Last week, I spent a great deal of time on the road, a not unusual occurence, and in the early morning, I'm always happy to hear Garrison Keillor come through my car radio with the Writers' Almanac.
On March 2 it was Dr. Suess's birthday--but it was also Tom Wolfe's birthday and Keillor shared a bit of Wolfe's essay on journalism, in which he suggested that reporters needed to employ four technical devices more commonly used in fiction to get at the emotional core of any story. As the story continued, I realized that Wolfe's four rules were exactly in line with what makes a great guided tour (something I've been pondering lately for a couple different organizations, including the Thomas Cole National Historic Site in Catskill, NY).

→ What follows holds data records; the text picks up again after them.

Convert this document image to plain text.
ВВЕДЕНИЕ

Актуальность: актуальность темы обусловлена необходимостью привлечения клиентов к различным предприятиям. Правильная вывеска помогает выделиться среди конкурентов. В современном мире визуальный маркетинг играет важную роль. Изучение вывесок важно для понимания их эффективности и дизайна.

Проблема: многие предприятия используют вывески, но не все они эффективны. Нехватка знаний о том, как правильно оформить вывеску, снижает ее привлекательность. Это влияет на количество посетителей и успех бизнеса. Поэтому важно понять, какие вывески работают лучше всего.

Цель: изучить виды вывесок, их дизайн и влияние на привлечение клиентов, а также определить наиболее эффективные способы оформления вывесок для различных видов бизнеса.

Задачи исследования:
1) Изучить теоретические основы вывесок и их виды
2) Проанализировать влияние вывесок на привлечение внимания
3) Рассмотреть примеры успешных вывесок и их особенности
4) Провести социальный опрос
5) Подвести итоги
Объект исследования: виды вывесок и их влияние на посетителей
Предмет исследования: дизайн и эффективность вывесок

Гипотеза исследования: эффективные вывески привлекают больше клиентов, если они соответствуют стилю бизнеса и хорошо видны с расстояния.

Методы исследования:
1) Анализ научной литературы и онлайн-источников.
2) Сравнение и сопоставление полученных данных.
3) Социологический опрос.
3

So, what did Wolfe, the author of both fiction and non-fiction classics such as Bonfire of the Vanities, The Right Stuff and The Kandy-Kolored Tangerine-Flake Streamline Baby think journalists (and by my extension, historic site tour developers) do to engage their audiences? It's pretty simple.
- Construct scenes
- Dialogue, lots of it
- Carefully noting social status details everything from dress and furniture to the infinite status clues of one's speech.
- Point of view in the Henry James' sense of putting the reader inside the mind of someone other than the writer (or tour developer).
Think about the last tour you took and compare it to the last novel you read. A novel requires a significantly greater investment of time but we stick with it, because the rewards, those emotional connections, may be far greater. I'd love to hear from readers about tours that made those strong emotional connections--where have you been?